The waiver expired on Friday.
In its statement, DHS said that the waiver request for Puerto Rico was different, since any supply issue there would not be caused by lack of available US-flagged vessels.
"After Hurricanes Harvey and Irma, the rationale for a Jones Act waiver was to facilitate movement of petroleum to numerous places along the east coast, and making up for the loss of very high capacity pipelines," DHS said. "The situation in Puerto Rico is much different."
The US exported 270,000 b/d of crude and refined products to Puerto Rico in May, its highest monthly average since November 2015 when 732,000 b/d were exported, according to the US Energy Information Administration.
An average of 318,000 b/d of US crude and products were shipped to Puerto Rico in 2016, down from 1.4 million b/d in 2015 and its lowest export rate to Puerto Rico in decades.
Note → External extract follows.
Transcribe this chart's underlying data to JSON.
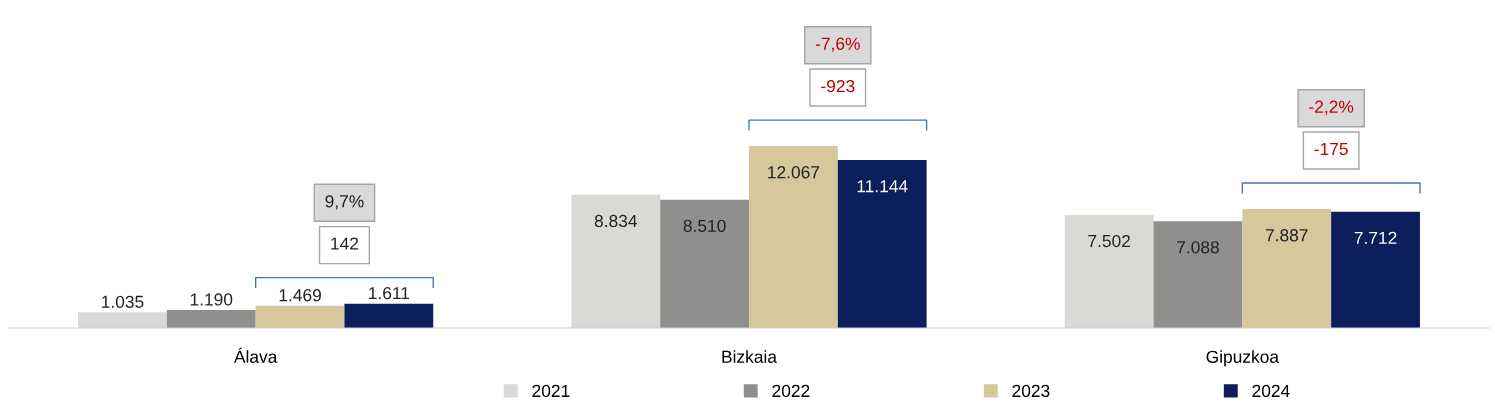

In June 2016, Representative Gary Palmer, Republican-Alabama, unsuccessfully attempted to attach a Jones Act waiver to a bill to restructure Puerto Rico's then-$70 billion debt, arguing that it would give the island access to lower-priced commodities.
"If exempted, Puerto Rico's power companies would be able to replace foreign-sourced oil with cheaper, cleaner, US-sourced natural gas," Palmer said in a statement.
Palmer's effort failed to make it out of committee.